A lot of people saying it doesn’t exist or work, but as the creator of Tamagui, I have to vouch for it. I think it works pretty amazingly, and we have some really beautiful apps in every App Store (plus web).
Sorry but what you say just isn't possible. Especially with a browser-based cross-platform solution, you're gonna pay on the performance and native integration front.
What you built looks nice and I'm sure it works well for many classes of apps though.
It certainly exists/works, but is it productive? With my time using Tamagui I would go with no.
There are just so many traps everywhere. 99% of it isn't your fault, just the name of the fragile RN game. Install another package here to handle one use case on one platform, avoid this component on one platform because RN doesn't support this thing, entire blocks of very simple styles commented out due to performance cost. List goes on. It's a never-ending game of your codebase feeling horribly fragile, and that's if you remain within the RN = Android and iOS realm. As soon as you start trying to get it to be truly cross platform with desktop apps - endless nightmares.
I so desperately want cross-platform development to feel as smooth as people proclaim, but it's really like playing russian roulette with every new component added. At the end, you question if it was really worth it due to how much you've had to rewrite anyways. You become sort of delirious after working on a project that uses such solutions, wondering if you traded user experience for developer experience and wound up messing both up in the long run.
Good to hear about your experience, and we’ve steadily improved the onboarding costs. Also have a new starter kit coming soon that goes all in on batteries included.
When did you last try it? Because it’s improved dramatically since January.
But of course you have to compare it to the alternatives.
Aka have you tried to build a SwiftUI app? There’s endless problems. And then you have to rewrite your whole app three times.
Building any app will leave you delirious, but I’ve found myself far more productive in React Native than the alternatives - and I’ve tried them. I would happily challenge anyone to ship a cross platform app using their framework of choice and compare on time to ship and ultimate UX. I think there’s a clear winner.
How can you say this when many of the worlds most used apps are written in React Native? Same with Electron and desktop apps. I find it hard to believe you can be more productive writing native code when you need two entirely different codebases, compared to a single one, no matter how good of an iOS and Android developer you are.

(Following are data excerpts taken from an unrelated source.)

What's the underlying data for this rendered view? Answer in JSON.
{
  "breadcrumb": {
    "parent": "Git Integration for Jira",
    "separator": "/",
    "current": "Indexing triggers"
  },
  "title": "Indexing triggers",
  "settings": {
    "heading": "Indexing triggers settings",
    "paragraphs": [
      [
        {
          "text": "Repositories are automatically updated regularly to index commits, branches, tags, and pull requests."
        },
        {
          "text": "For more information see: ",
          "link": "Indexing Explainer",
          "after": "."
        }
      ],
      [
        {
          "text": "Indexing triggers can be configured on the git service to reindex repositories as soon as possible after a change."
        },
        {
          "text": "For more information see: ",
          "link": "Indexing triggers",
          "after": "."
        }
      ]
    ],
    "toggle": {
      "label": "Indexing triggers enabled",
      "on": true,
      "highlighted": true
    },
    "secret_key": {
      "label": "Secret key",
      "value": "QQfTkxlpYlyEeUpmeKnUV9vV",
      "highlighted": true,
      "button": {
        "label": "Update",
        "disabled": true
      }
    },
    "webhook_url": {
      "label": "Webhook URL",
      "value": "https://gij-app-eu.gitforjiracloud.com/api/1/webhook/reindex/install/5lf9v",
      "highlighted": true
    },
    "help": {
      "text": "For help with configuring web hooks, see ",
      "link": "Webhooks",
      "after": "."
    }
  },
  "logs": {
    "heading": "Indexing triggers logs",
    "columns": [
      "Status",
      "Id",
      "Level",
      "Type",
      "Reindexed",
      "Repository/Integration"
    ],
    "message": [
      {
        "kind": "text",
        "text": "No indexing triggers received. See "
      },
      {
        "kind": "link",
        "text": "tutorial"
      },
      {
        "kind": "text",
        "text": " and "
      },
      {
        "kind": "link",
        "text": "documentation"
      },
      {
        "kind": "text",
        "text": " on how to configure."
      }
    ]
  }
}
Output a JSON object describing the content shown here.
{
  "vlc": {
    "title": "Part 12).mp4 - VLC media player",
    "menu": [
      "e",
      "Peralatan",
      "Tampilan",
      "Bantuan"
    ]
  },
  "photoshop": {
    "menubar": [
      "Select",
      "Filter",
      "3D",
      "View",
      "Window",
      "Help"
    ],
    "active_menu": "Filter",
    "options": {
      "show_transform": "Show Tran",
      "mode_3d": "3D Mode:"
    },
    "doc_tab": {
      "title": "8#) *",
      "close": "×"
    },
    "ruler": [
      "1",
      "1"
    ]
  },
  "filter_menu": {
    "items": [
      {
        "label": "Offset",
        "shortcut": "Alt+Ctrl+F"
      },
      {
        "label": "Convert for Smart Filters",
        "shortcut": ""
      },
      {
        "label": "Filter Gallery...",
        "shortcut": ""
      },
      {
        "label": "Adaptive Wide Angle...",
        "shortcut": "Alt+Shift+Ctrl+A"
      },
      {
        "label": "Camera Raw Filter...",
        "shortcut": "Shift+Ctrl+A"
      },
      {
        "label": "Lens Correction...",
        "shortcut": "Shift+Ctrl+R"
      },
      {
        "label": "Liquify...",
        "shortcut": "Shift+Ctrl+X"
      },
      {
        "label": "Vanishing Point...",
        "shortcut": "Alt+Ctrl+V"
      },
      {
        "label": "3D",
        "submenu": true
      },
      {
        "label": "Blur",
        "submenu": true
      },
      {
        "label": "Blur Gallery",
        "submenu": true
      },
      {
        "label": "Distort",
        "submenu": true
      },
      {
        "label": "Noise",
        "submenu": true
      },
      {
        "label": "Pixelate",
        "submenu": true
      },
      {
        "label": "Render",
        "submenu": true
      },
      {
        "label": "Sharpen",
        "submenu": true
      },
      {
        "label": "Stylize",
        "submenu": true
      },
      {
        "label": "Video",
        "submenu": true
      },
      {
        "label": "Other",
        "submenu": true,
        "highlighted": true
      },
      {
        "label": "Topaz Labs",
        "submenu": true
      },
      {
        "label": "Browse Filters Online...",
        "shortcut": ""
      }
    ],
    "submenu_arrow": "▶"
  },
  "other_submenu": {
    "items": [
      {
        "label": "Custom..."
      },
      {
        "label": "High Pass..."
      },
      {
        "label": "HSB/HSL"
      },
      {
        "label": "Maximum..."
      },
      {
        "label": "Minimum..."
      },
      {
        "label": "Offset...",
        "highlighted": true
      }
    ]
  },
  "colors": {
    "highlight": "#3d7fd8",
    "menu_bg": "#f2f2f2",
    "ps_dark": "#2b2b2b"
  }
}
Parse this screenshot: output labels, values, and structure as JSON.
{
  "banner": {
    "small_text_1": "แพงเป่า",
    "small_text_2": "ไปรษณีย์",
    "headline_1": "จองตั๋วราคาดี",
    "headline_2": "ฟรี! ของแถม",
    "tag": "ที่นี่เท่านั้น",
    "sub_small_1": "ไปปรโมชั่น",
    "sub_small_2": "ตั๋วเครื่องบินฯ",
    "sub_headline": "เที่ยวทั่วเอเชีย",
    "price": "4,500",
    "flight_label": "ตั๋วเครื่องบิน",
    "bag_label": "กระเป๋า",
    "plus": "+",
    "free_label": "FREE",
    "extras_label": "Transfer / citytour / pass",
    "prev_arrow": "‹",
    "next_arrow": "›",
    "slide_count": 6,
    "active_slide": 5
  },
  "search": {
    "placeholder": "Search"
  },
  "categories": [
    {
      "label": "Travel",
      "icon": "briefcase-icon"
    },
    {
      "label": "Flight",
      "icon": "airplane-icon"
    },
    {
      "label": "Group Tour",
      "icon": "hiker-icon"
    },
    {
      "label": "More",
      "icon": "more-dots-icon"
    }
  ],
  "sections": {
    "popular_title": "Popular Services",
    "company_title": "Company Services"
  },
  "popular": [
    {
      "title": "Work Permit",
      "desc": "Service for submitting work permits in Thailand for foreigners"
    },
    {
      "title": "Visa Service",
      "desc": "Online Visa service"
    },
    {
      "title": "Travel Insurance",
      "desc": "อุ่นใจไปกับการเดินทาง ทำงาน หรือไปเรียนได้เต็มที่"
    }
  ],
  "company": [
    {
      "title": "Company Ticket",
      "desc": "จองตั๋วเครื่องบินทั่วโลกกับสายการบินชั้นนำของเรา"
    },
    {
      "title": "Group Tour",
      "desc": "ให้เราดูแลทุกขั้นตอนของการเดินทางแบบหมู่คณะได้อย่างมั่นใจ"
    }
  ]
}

I don't know if I was using React Native "wrong" or what, but when I tried it out I found it to be a miserable experience. There's almost no usable components "built-in"...there seems to be an expectation that you cobble your UI together using one of a variety of different third-party components or component libraries, and every single one I tried was incomplete, buggy, poorly-maintained, poorly-documented...
Based on that trial: I'd much rather work on two sane codebases instead of one in React Native that's a maintenance disaster. As a bonus, since your apps will be native, they'll probably be faster, feel higher quality, integrate better with the platforms, etc.
You were using it wrong IMO. The platform comes with a lot of built-in components (just look at the docs!) just from importing the React Native package.
You do realize you still have to write a lot of native code in cross platform apps, right? It's what all the most used apps do.
This idea that individually you can be more productive on a cross platform app has no basis in reality. You're still having to concern yourself with platform specific aspects, except now you're also throwing in another layer into the mix for your shared aspects. These shared aspects tend to also not be up to user expectation most of the time, so you're having to rewrite things that comes easy for native apps, to ensure consistency and accessibility.
Such moves makes sense for Facebook. Given who they hire, what they work on. Same for Microsoft, but not sure using them is a good example considering their app experiences are universally terrible. For a lot of other places though? There has been a grand total of zero proven demonstration of increased productivity or dramatic savings. You still have to hire android/ios/windows/mac/linux devs respectfully whenever you eventually want to expand to those platforms.